Faut-il avoir peur de la crise bancaire italienne ?
L'Etat italien a décidé de venir au secours de la banque en difficulté Monte dei Paschi. Dans un décret d'urgence, le gouvernement a créé à cet effet un fonds doté de 20 milliards d'euros. La tentative de l'établissement de se sauver seul, en procédant à une augmentation de capitaux, s'était soldée par un échec. Les commentateurs craignent que la somme allouée s'avère insuffisante et se demandent pourquoi l'UE s'est dotée de règles régissant la liquidation des banques, si celles-ci ne sont pas appliquées ensuite.

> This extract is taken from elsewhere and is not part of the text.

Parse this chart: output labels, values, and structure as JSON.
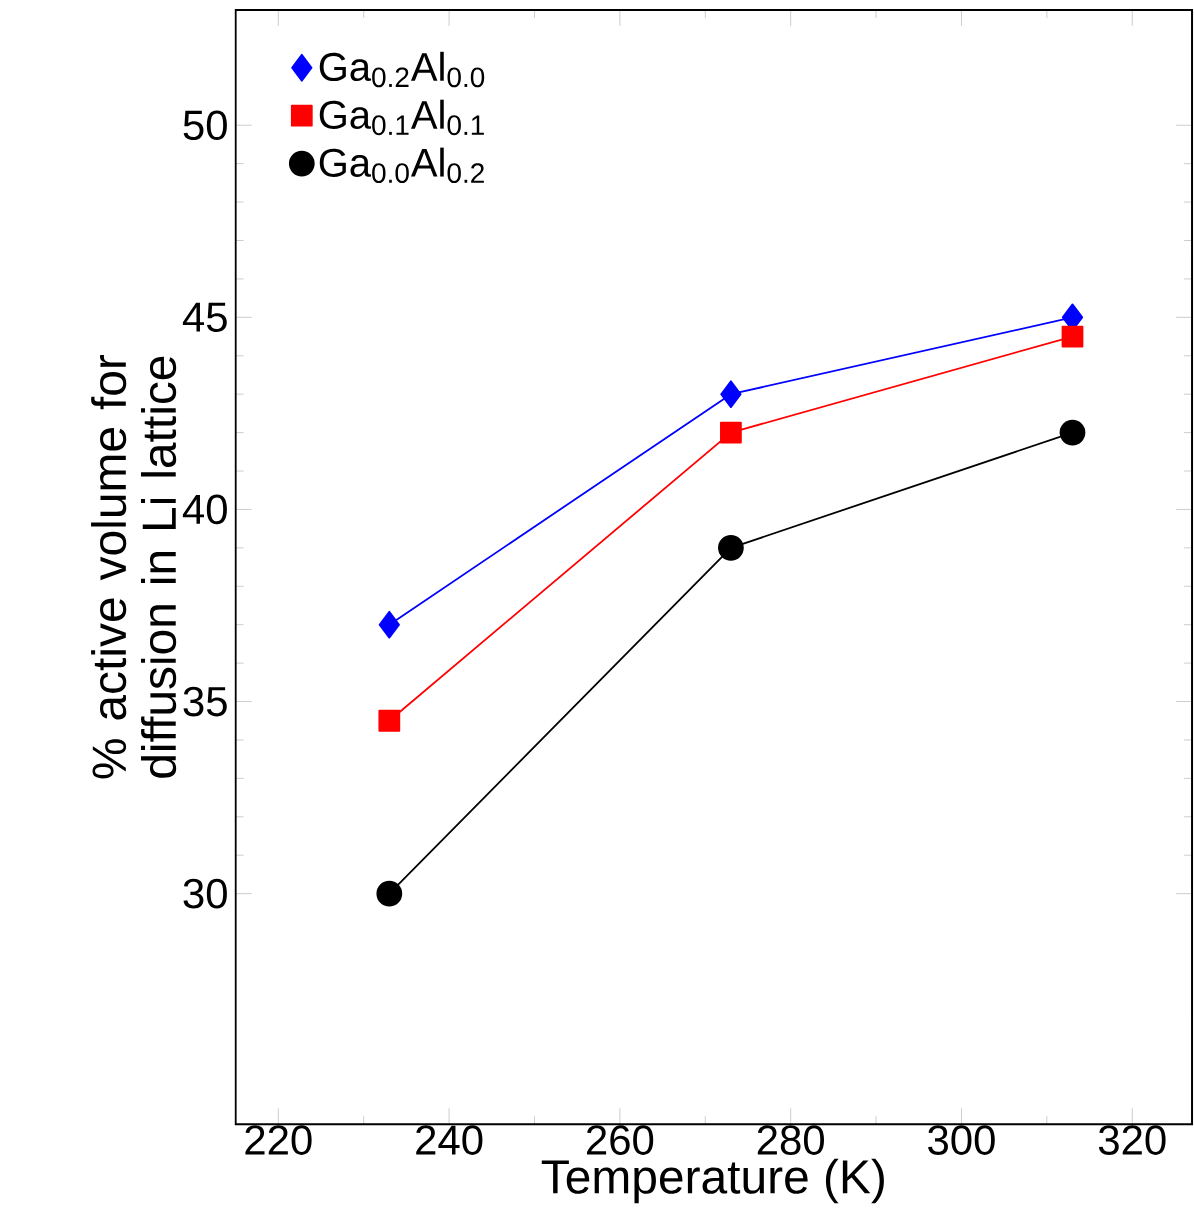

Rome a tergiversé trop longtemps
Le gouvernement italien aurait dû intervenir plus tôt, juge Il Sole 24 Ore :
«Des Etats-Unis aux Pays-Bas, en passant par l'Allemagne, l'Espagne et l'Irlande, les Etats sont intervenus pour injecter des capitaux dans leurs banques. Il ne faut pas s'étonner, dès lors, que l'Italie se décide à emprunter cette voie elle aussi. Ce qui est étonnant, c'est que cette nationalisation ne soit pas survenue plus tôt - en 2011 au plus tard. On a préféré jouer la montre jusqu'à ce que la situation dégénère complètement, et que l'UE, de surcroît, se dote de nouvelles règles régissant les sauvetages bancaires. L'économie aurait profité d'une intervention plus précoce, ainsi que de la réactivation consécutive de l'octroi de crédits aux entreprises. Et l'on aurait empêché d'exposer l'ensemble du système bancaire et financier au risque de contagion. ... Le retour de l'Etat dans le monde du crédit est de bon augure, car il vient remédier à une urgence. ... Mais il est nécessaire que l'Etat suive une logique entrepreneuriale.»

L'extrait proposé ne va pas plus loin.